I just didn’t realize until just now how lost he must have been feeling to turn back to ballet. And I didn’t realize how desperately I missed him out there on the stage. I’ve missed his surety and confidence. I’ve missed him joking at the barre with the other ballet boys. I’ve missed watching him come alive and shake off the marionette strings still tied to him from his strict upbringing.

He’s been dancing.

He didn’t tell me.
I
should have noticed.
I
should have known.

He’s dancing again.

Zed’s dancing.

He scrubs at his face and mumbles, “Please say something. You’re killing me here.”

“Can I watch you?” I ask softly. “Can—can I watch you dance?”

He stares at me through his fingers and slowly lowers his hands back to his lap. “Yeah. Yeah, sure. Of course you can. I had class this morning but we could—” he takes a deep breath, “—we could go to DBC if you want.”

“Right now,” I say, half to confirm and half to insist.

He nods, just once. “Yeah. Now.”

I want to touch him but maybe this isn’t real. I don’t want to break the dream in half. We get our stuff together silently and step back into the brisk autumn day. On the walk to the Metro, Zed’s hand slips into mine and he gives me an anxious small smile. We’re silent on the Metro ride up to DBC and on the walk up to my glass-fronted second home. We’re quiet even when we take the elevator to the main floor. We step out and a few people are still there. Jonathan stares at us, then shares a significant look with Zed.
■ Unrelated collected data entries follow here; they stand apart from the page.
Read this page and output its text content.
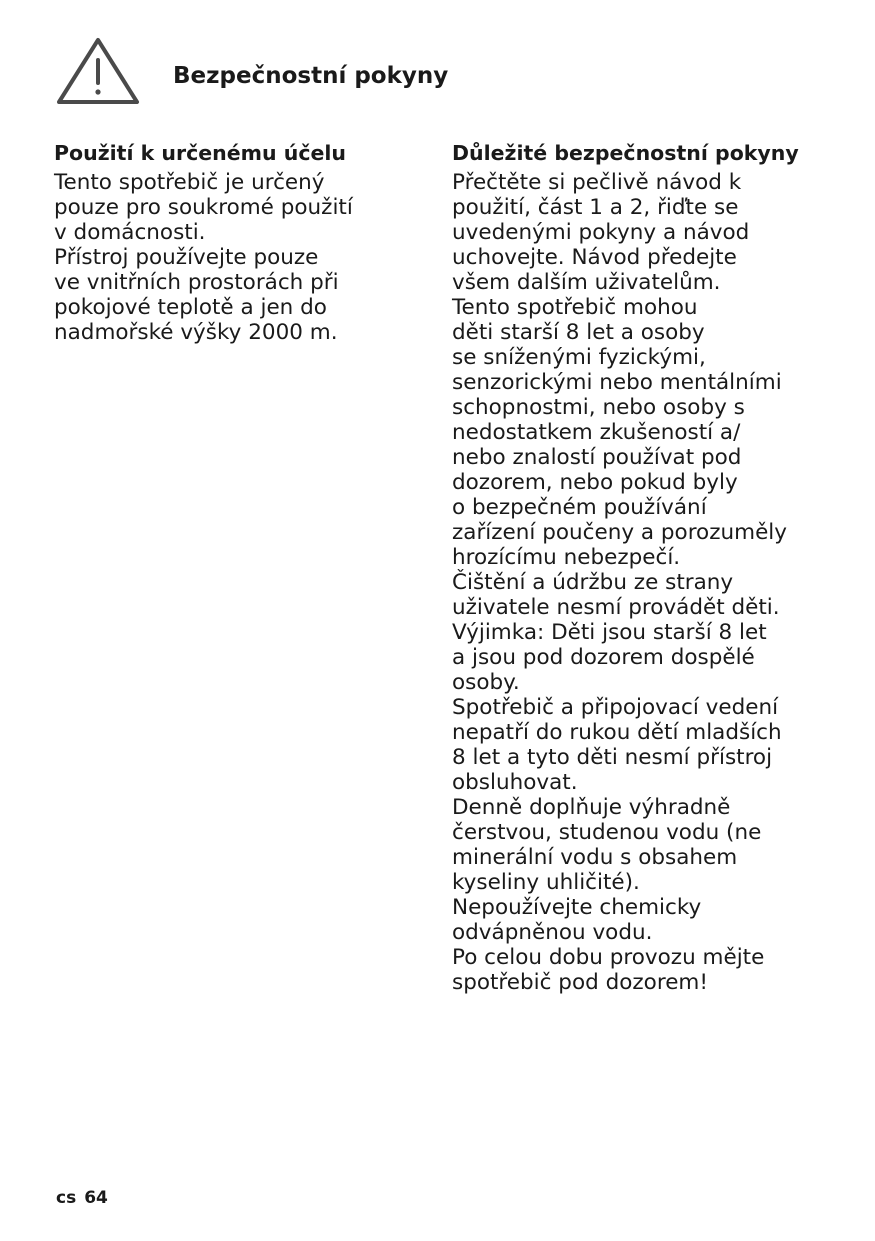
Bezpečnostní pokyny
Použití k určenému účelu
Tento spotřebič je určený
pouze pro soukromé použití
v domácnosti.
Přístroj používejte pouze
ve vnitřních prostorách při
pokojové teplotě a jen do
nadmořské výšky 2000 m.
Důležité bezpečnostní pokyny
Přečtěte si pečlivě návod k
použití, část 1 a 2, řiďte se
uvedenými pokyny a návod
uchovejte. Návod předejte
všem dalším uživatelům.
Tento spotřebič mohou
děti starší 8 let a osoby
se sníženými fyzickými,
senzorickými nebo mentálními
schopnostmi, nebo osoby s
nedostatkem zkušeností a/
nebo znalostí používat pod
dozorem, nebo pokud byly
o bezpečném používání
zařízení poučeny a porozuměly
hrozícímu nebezpečí.
Čištění a údržbu ze strany
uživatele nesmí provádět děti.
Výjimka: Děti jsou starší 8 let
a jsou pod dozorem dospělé
osoby.
Spotřebič a připojovací vedení
nepatří do rukou dětí mladších
8 let a tyto děti nesmí přístroj
obsluhovat.
Denně doplňuje výhradně
čerstvou, studenou vodu (ne
minerální vodu s obsahem
kyseliny uhličité).
Nepoužívejte chemicky
odvápněnou vodu.
Po celou dobu provozu mějte
spotřebič pod dozorem!
cs 64
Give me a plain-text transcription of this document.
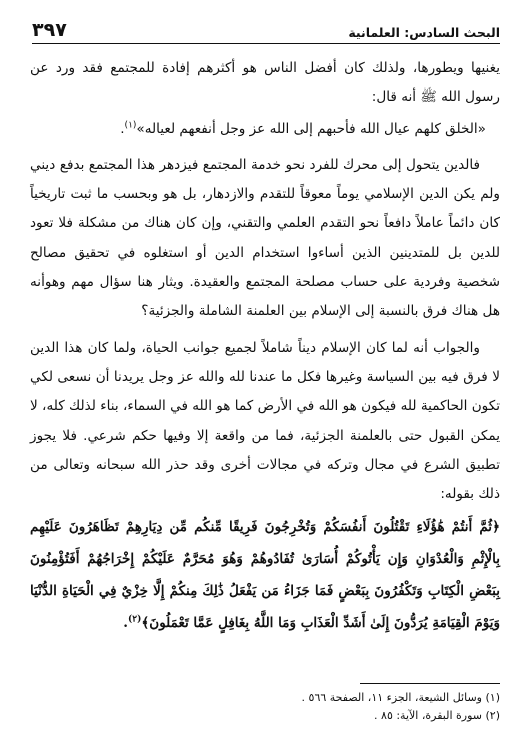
البحث السادس: العلمانية
٣٩٧

يغنيها ويطورها، ولذلك كان أفضل الناس هو أكثرهم إفادة للمجتمع فقد ورد عن رسول الله ﷺ أنه قال:

«الخلق كلهم عيال الله فأحبهم إلى الله عز وجل أنفعهم لعياله»$^{(١)}$.

فالدين يتحول إلى محرك للفرد نحو خدمة المجتمع فيزدهر هذا المجتمع بدفع ديني ولم يكن الدين الإسلامي يوماً معوقاً للتقدم والازدهار، بل هو وبحسب ما ثبت تاريخياً كان دائماً عاملاً دافعاً نحو التقدم العلمي والتقني، وإن كان هناك من مشكلة فلا تعود للدين بل للمتدينين الذين أساءوا استخدام الدين أو استغلوه في تحقيق مصالح شخصية وفردية على حساب مصلحة المجتمع والعقيدة. ويثار هنا سؤال مهم وهوأنه هل هناك فرق بالنسبة إلى الإسلام بين العلمنة الشاملة والجزئية؟

والجواب أنه لما كان الإسلام ديناً شاملاً لجميع جوانب الحياة، ولما كان هذا الدين لا فرق فيه بين السياسة وغيرها فكل ما عندنا لله والله عز وجل يريدنا أن نسعى لكي تكون الحاكمية لله فيكون هو الله في الأرض كما هو الله في السماء، بناء لذلك كله، لا يمكن القبول حتى بالعلمنة الجزئية، فما من واقعة إلا وفيها حكم شرعي. فلا يجوز تطبيق الشرع في مجال وتركه في مجالات أخرى وقد حذر الله سبحانه وتعالى من ذلك بقوله:

﴿ثُمَّ أَنتُمْ هَٰؤُلَاءِ تَقْتُلُونَ أَنفُسَكُمْ وَتُخْرِجُونَ فَرِيقًا مِّنكُم مِّن دِيَارِهِمْ تَظَاهَرُونَ عَلَيْهِم بِالْإِثْمِ وَالْعُدْوَانِ وَإِن يَأْتُوكُمْ أُسَارَىٰ تُفَادُوهُمْ وَهُوَ مُحَرَّمٌ عَلَيْكُمْ إِخْرَاجُهُمْ أَفَتُؤْمِنُونَ بِبَعْضِ الْكِتَابِ وَتَكْفُرُونَ بِبَعْضٍ فَمَا جَزَاءُ مَن يَفْعَلُ ذَٰلِكَ مِنكُمْ إِلَّا خِزْيٌ فِي الْحَيَاةِ الدُّنْيَا وَيَوْمَ الْقِيَامَةِ يُرَدُّونَ إِلَىٰ أَشَدِّ الْعَذَابِ وَمَا اللَّهُ بِغَافِلٍ عَمَّا تَعْمَلُونَ﴾$^{(٢)}$.

(١) وسائل الشيعة، الجزء ١١، الصفحة ٥٦٦ .
(٢) سورة البقرة، الآية: ٨٥ .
I blink at them. “You’re in on this too?”

Jonathan shrugs. “I wanted to see if he could.”

“I can,” Zed says with the most confidence I’ve heard in his voice in months at least. For years he’s been saying that if he couldn’t dance at his previous level—which he couldn’t with a prosthetic—then he wasn’t going to dance at all. He wouldn’t even slow dance me around the floor at a wedding we attended together. He left dance completely behind him.

Until now.

We change in our respective dressing rooms, and then meet back in the studio right in front of Jonathan’s office. There’s a small audience and Zed gives them a nervous look. He’s dressed like a student again with a white T-shirt and black tights, the left side cut off at the start of his prosthetic. He looks vulnerable, and thin. He used to be filled-out and muscular when he danced, but he’s lost a lot of that.

His eyes watch me as I walk over to the iPod in the corner and turn on the Stravinsky music for
Rubies
. It’s set to loop. I walk back over to him and begin to walk him through the steps, demonstrating to him the choreography. In the mirror, he watches me intently, the anxiety and lust fading from his face as the intense dancer slips back into his eyes. I can barely tear my eyes from him to focus on my own dancing. I am in awe of him.

And when he dances the first few steps, I swear there are fireworks.